CUPE locals across the country have faced strong pressures and even direct attacks on their established defined benefit pension plans in recent years.

As the union works to defend and expand good pension coverage for members, the absence of comprehensive data on existing pension coverage has made it difficult to assess our progress.

That’s why CUPE has established a new CUPE Pension Database Project, with a goal to incorporate this in the new collective agreement module of our Member Relationship Management System. The initial data content is limited, but the system is designed to be expandable. Now we can systematically track what kind of pension our members have, in locals across the country, whether it is a defined benefit plan, defined contribution plan or some other kind of plan. We can also track which members aren’t covered by a plan at all.

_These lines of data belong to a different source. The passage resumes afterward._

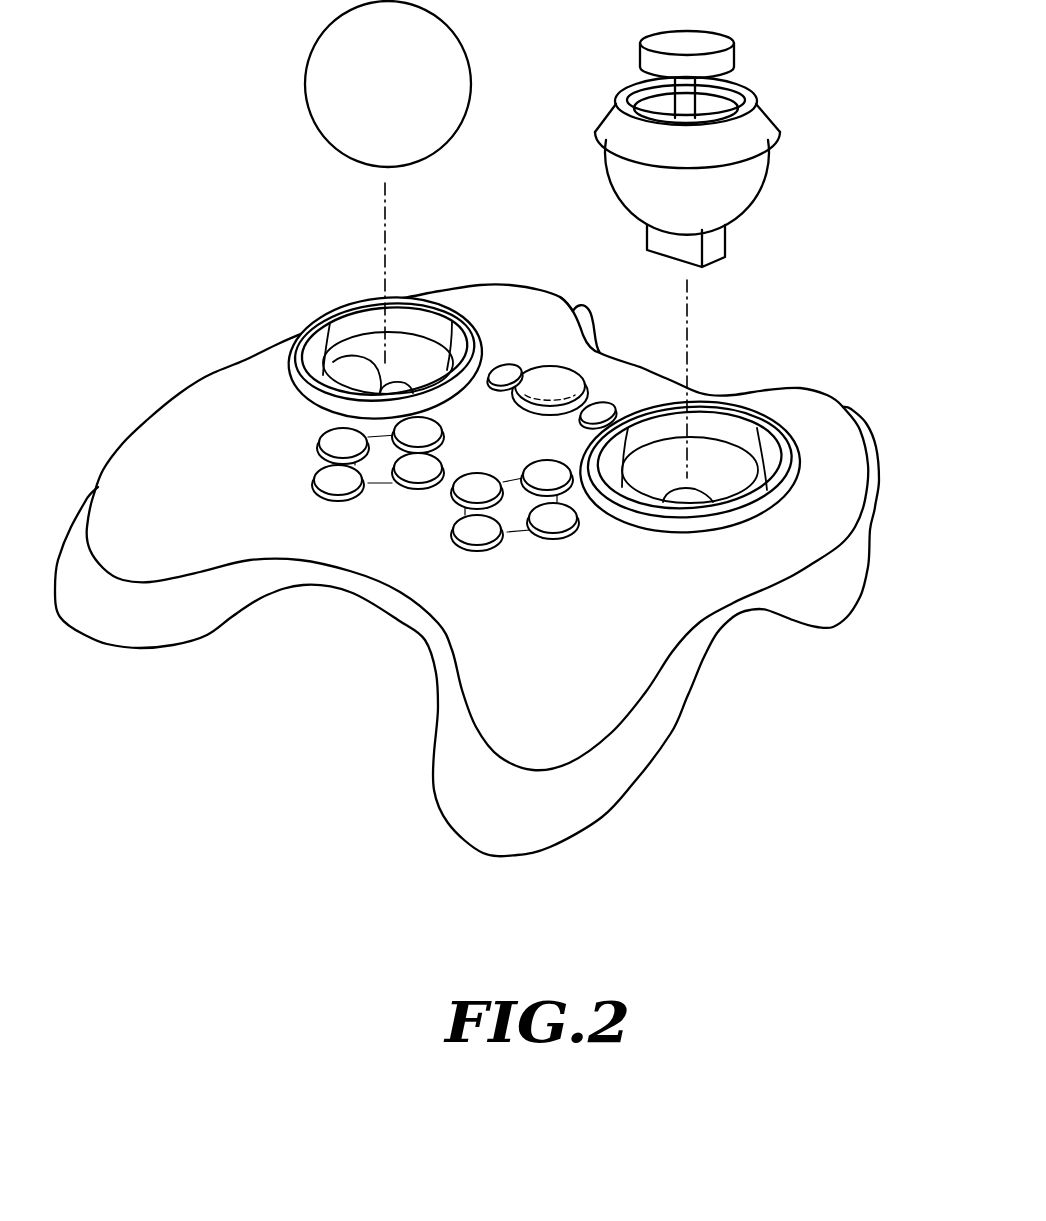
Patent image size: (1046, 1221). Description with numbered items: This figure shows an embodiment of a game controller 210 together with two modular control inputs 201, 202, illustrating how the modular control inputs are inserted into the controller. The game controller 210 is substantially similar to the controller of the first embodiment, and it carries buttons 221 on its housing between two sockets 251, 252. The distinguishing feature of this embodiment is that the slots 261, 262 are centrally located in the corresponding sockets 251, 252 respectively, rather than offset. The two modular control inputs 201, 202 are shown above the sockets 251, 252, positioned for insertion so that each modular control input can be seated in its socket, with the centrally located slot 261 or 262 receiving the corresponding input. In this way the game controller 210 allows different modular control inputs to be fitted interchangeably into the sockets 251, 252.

The joystick 201 is at (743, 190).
The ball 202 is at (442, 50).
The game controller 210 is at (376, 597).
The buttons 221 is at (547, 470).
The socket 251 is at (357, 304).
The socket 252 is at (738, 408).
The slot 261 is at (345, 360).
The slot 262 is at (697, 490).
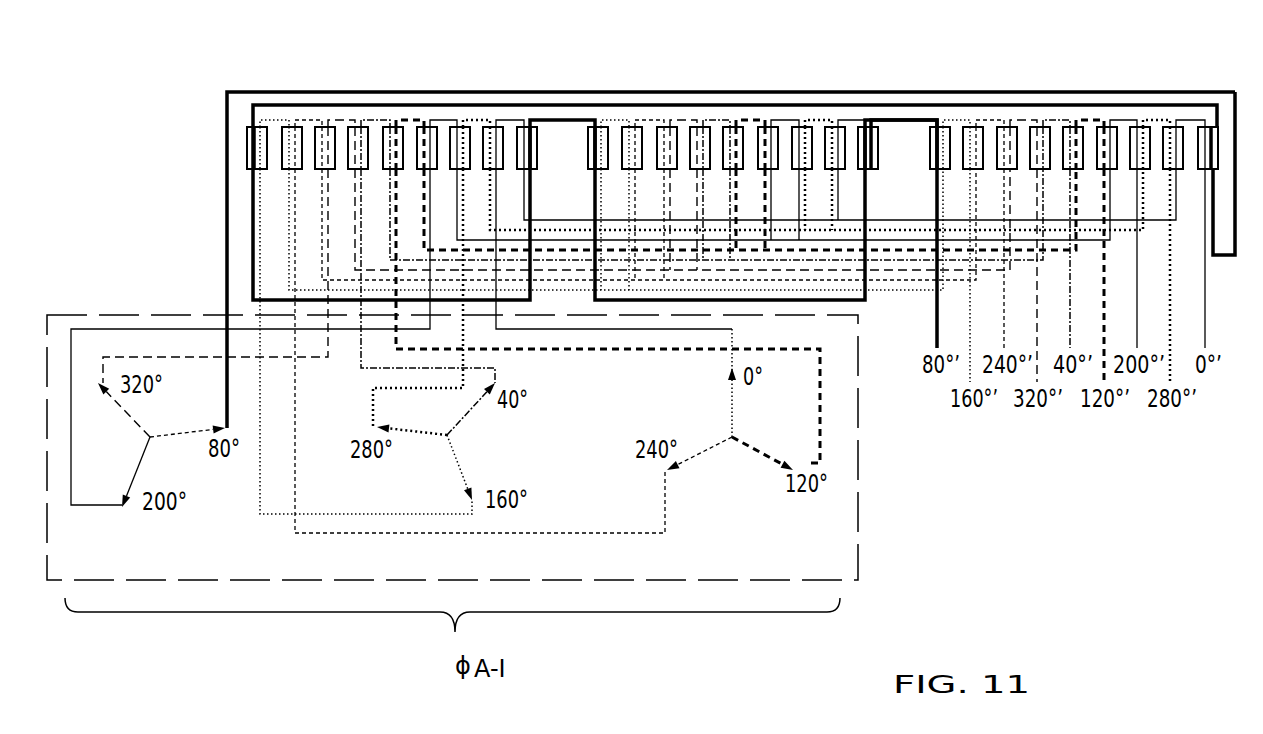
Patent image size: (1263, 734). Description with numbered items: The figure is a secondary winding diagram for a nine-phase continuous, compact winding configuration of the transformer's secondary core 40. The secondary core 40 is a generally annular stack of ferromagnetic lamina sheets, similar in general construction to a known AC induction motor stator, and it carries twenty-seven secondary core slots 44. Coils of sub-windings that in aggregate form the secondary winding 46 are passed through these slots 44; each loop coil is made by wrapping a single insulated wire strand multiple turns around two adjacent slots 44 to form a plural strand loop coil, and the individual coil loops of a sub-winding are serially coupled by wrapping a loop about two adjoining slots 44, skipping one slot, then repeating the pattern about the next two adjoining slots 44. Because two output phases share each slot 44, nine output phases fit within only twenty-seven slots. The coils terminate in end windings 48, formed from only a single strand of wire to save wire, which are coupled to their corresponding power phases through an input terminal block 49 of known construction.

Our initial data collection allows us to report some immediate results. All told, almost 92 per cent of our members have some kind of registered pension plan (RPP).

As shown in Table 1, we now know that 66.74 per cent of CUPE members belong to locals with access to secure, defined benefit plans. While we know that a large majority of the members of these locals are either automatically enrolled or voluntarily choose to join the plan, there are some part-time, temporary, or casual workers, including for example university contract instructors, who do not meet specified plan eligibility requirements (usually defined as certain scheduled hours-per-week, or hours or earnings in a previous year).

The rest of CUPE members with an RPP include members with defined contribution, target, hybrid or other kinds of plans. These other kinds of plans may be less secure, but at least there is some measure of coverage, and generally a kind that could still be improved (through increased contributions, or upgrades to a more secure model).

With this data, we can now pinpoint precisely which locals are in the other eight per cent that has no coverage at all, and consider even more focused strategies for bringing pension coverage to those groups.

These CUPE coverage figures also allow us to compare this picture to some broad figures compiled by Statistics Canada for the public sector as a whole. Table 2 shows that just over 89 per cent of public sector workers participate in some kind of registered plan, slightly less than the CUPE membership figure. Given that the CUPE membership does include a component in the private sector (for example, in the airlines sector), these figures are impressive.  

However, we still have our work cut out for ourselves. At our 2007 national convention, the Strategic Directions policy framework committed the union to working to establish pension coverage for all CUPE members. Since that time, we have been working to negotiate locals with no coverage (or only RRSPs) into successful plans, such as the Multi-Sector Pension Plan (MSPP).  

With our new database, we are now able to re-double these efforts and hopefully, in the near future, achieve our ambitious goal of securing good pension coverage for all members.